Cette mission avait pour but d’observer la comète de Halley , déployer le satellite TDRS-B. L’évènement été diffusé en direct sur CNN avec un intérêt médiatique tout particulier: Christa McAuliffe la première citoyenne de l’espace qui devait donner des cours en direct depuis l’espace sur l’astronomie, en particulier sur la comète de Halley.

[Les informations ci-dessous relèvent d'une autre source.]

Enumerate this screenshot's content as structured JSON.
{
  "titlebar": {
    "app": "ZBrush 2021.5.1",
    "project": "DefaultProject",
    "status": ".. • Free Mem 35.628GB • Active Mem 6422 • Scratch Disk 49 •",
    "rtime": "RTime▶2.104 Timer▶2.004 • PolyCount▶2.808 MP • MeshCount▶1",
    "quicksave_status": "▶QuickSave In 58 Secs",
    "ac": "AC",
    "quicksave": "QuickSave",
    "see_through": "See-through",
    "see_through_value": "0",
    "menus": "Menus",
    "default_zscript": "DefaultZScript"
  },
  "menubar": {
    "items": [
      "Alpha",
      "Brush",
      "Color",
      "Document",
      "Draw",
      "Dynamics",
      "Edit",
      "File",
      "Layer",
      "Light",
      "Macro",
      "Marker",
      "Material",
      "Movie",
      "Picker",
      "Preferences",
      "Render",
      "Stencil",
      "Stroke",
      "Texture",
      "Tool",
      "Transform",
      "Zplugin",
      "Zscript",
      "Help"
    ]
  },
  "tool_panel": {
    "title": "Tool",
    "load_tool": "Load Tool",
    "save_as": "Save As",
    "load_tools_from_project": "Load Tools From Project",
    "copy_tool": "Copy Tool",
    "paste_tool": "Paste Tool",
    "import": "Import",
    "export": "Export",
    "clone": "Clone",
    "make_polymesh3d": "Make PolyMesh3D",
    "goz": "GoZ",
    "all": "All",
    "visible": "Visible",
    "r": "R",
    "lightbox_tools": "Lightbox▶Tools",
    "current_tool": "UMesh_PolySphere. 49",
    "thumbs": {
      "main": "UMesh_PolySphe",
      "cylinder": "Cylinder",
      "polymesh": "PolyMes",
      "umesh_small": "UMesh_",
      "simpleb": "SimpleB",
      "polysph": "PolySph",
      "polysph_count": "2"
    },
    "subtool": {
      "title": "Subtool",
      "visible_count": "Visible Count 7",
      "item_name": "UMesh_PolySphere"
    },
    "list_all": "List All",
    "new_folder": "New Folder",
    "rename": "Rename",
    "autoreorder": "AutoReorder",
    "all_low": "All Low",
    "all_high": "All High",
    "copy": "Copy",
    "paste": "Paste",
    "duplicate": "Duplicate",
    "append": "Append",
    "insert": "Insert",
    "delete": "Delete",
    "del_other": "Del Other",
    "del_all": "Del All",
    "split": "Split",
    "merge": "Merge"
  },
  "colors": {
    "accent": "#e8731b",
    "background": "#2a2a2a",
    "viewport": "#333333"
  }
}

L’accident serait dû à la défaillance d’un joint du propulseur d’appoint à poudre droit adjacent au réservoir externe de la navette qui, en raison du froid, provoque un départ de flammes. En quelques secondes, le feu endommage le réservoir principal rempli d’hydrogène. Soudain, le propulseur d’appoint à poudre droit semble se détacher du pylône de liaison au réservoir principal ; puis le dôme arrière du réservoir d’hydrogène se détache à son tour, et se retrouve propulsé à l’avant dudit réservoir. Il se désintègre. La fusée n’explose pas à proprement parler, mais c’est tout comme. À cette altitude, fort est à parier que l’équipage est inconscient. L’appareil s’écrase à environ 224 km/h sur la surface de l’océan.

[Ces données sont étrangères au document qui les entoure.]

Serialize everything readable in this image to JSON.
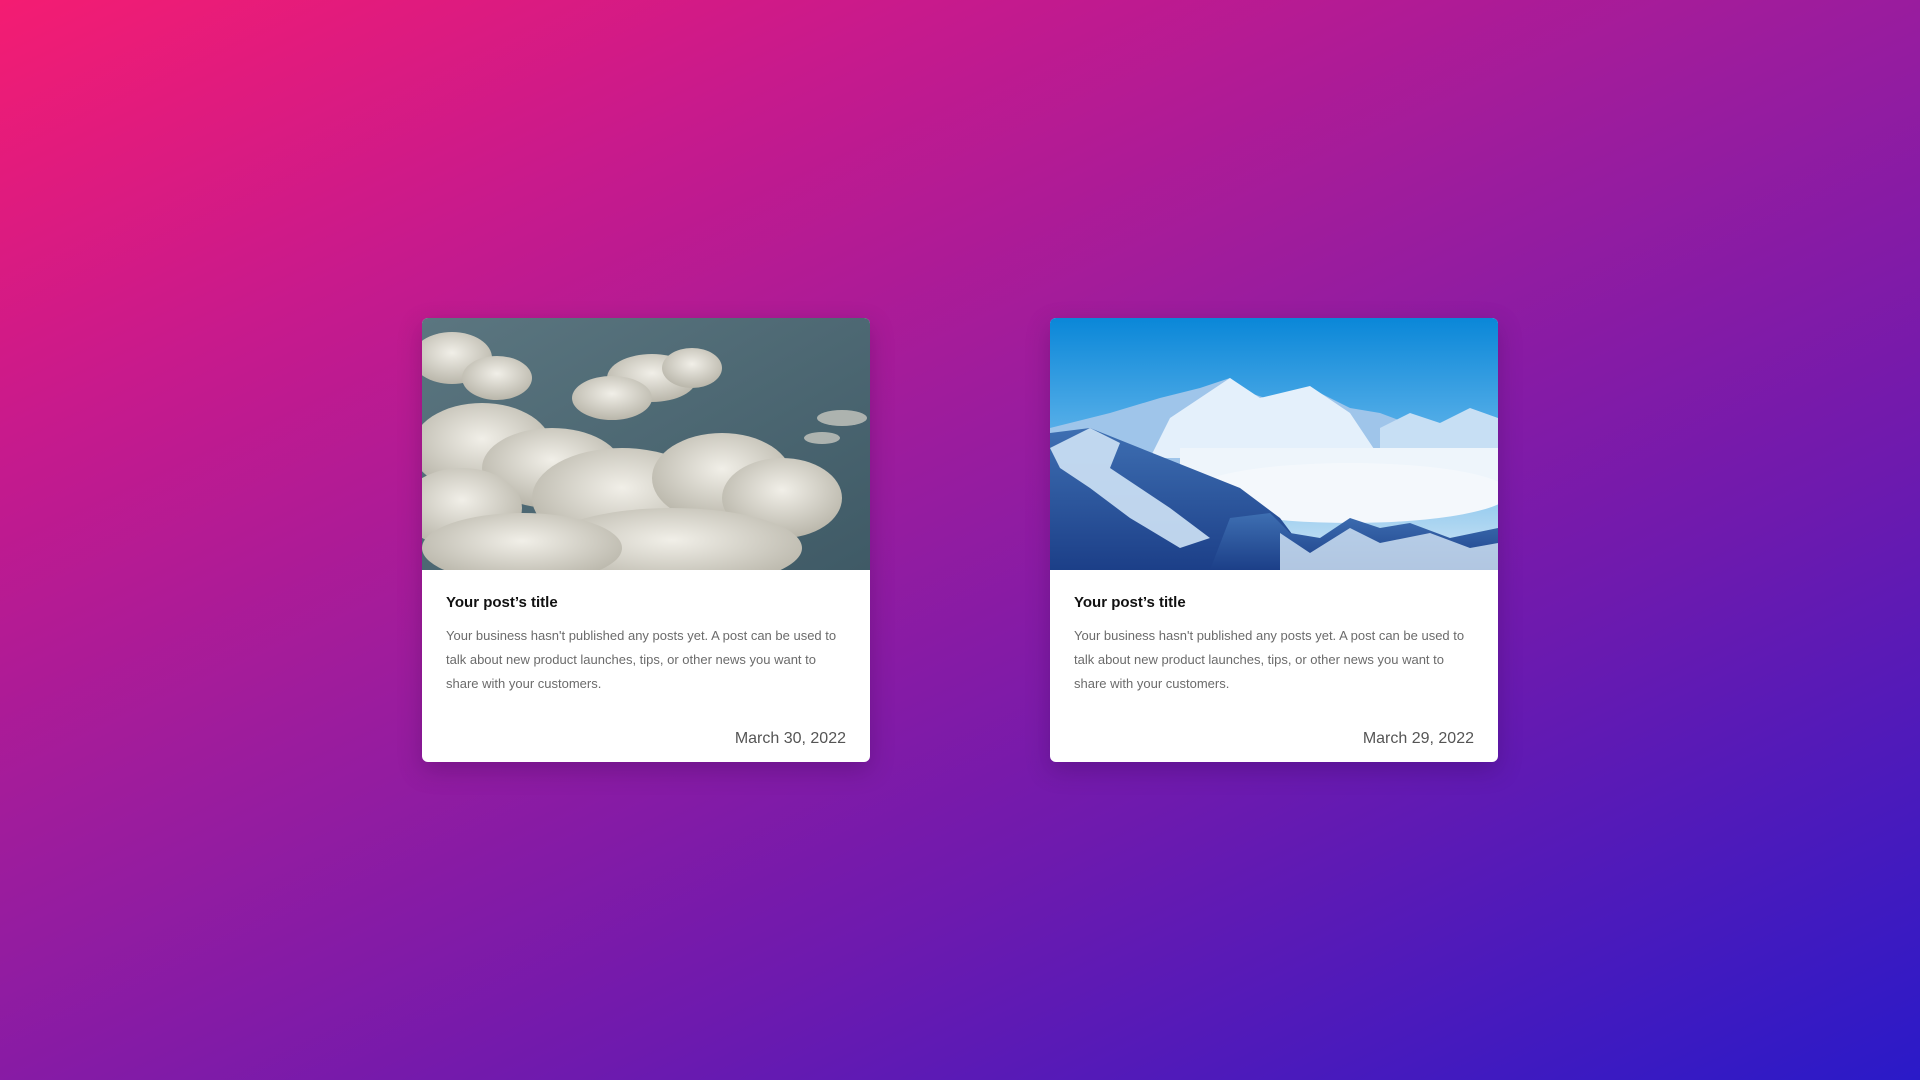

Il n’y a donc pas faute mais seulement erreur. Mais le problème n’en est alors que plus intrigant. Comment des gens si rationnels ont été amenés à accepter de tels risques ? Pour cela il faut regarder l’évolution de l’organisation depuis une dizaine d’années. Dix ans pendant lesquels, certaines anomalies comme des dommages sur les joints des boosters ont été considérées comme mineures ou sans influence sur la sécurité générale et donc finalement acceptées comme normales. Au point que plus aucune alerte les concernant ne peut aboutir à une décision de sécurité majeure.

Ce vol retenait toute l’attention des médias puisque, pour la première fois, la N.A.S.A., avait inclus dans l’équipage une astronaute non professionnelle, l’enseignante Sharon Christa McAuliffe. C’est pourquoi cette catastrophe prendra une dimension supplémentaire au sein de la nation américaine. Par ailleurs, elle introduira un doute sérieux sur la sûreté de la navette en dépit de 24 vols sans échec en cinq ans de vie opérationnelle. Les vols de navette ne reprendront que vingt mois plus tard, avec le lancement de Discovery (STS-26), le 29 septembre 1988.

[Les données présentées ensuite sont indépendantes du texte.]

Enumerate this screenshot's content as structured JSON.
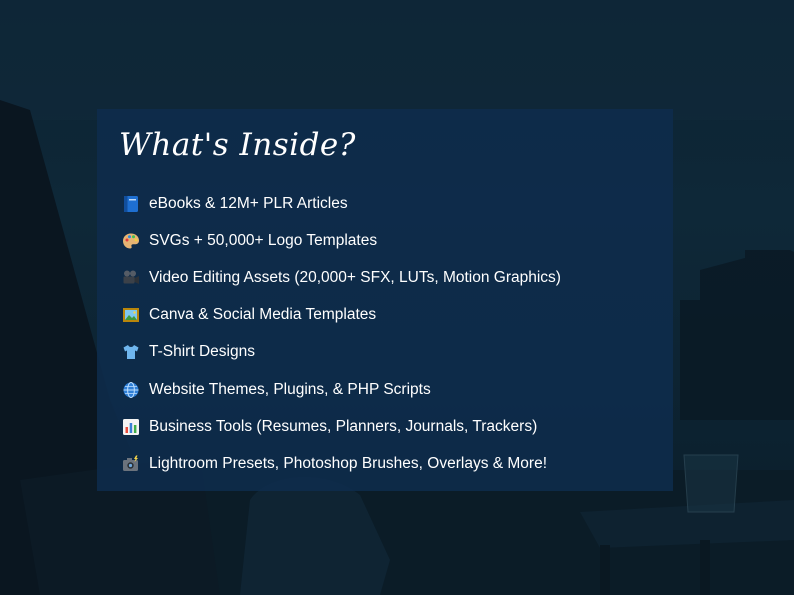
{
  "title": "What's Inside?",
  "items": [
    {
      "icon": "blue-book-icon",
      "label": "eBooks & 12M+ PLR Articles"
    },
    {
      "icon": "artist-palette-icon",
      "label": "SVGs + 50,000+ Logo Templates"
    },
    {
      "icon": "movie-camera-icon",
      "label": "Video Editing Assets (20,000+ SFX, LUTs, Motion Graphics)"
    },
    {
      "icon": "framed-picture-icon",
      "label": "Canva & Social Media Templates"
    },
    {
      "icon": "t-shirt-icon",
      "label": "T-Shirt Designs"
    },
    {
      "icon": "globe-icon",
      "label": "Website Themes, Plugins, & PHP Scripts"
    },
    {
      "icon": "bar-chart-icon",
      "label": "Business Tools (Resumes, Planners, Journals, Trackers)"
    },
    {
      "icon": "camera-flash-icon",
      "label": "Lightroom Presets, Photoshop Brushes, Overlays & More!"
    }
  ],
  "colors": {
    "panel": "#0e2c4d",
    "text": "#ffffff",
    "background": "#0d2433"
  }
}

Au lendemain de la catastrophe, la NASA a été critiquée pour son manque d’ouverture à la presse. Le New York Time a noté le lendemain de la catastrophe que « ni le directeur de vol pour l’ascension, ni aucune autre personne dans la salle de contrôle, n’a été mis à la disposition de la presse par l’agence spatiale ». En l’absence de sources dignes de foi, la presse s’est contentée de spéculations : le New York Times et United Press International publièrent des articles suggérant que le problème avec le réservoir externe avait provoqué une explosion, en dépit du fait que l’enquête interne de la NASA s’est rapidement portée sur le propulseur d’appoint a poudre.

Aujourd’hui encore les enseignements que l’on peut en tirer sont loin d’être acquis et acceptés par tous. L’erreur humaine continue de servir de bouclier pour éviter la remise en cause profonde des organisations aussi dysfonctionnelles soient-elles. La Nasa va par exemple réitérer les mêmes travers avec Columbia en 2003. Et si des experts comme Michel Llory et René Montmayeul, dans leur ouvrage « L’accident et l’organisation » développent cette idée du rôle central des organisations et posent les bases d’une analyse organisationnelle des accidents, il faut reconnaître que sur le terrain, cette approche est encore très timide.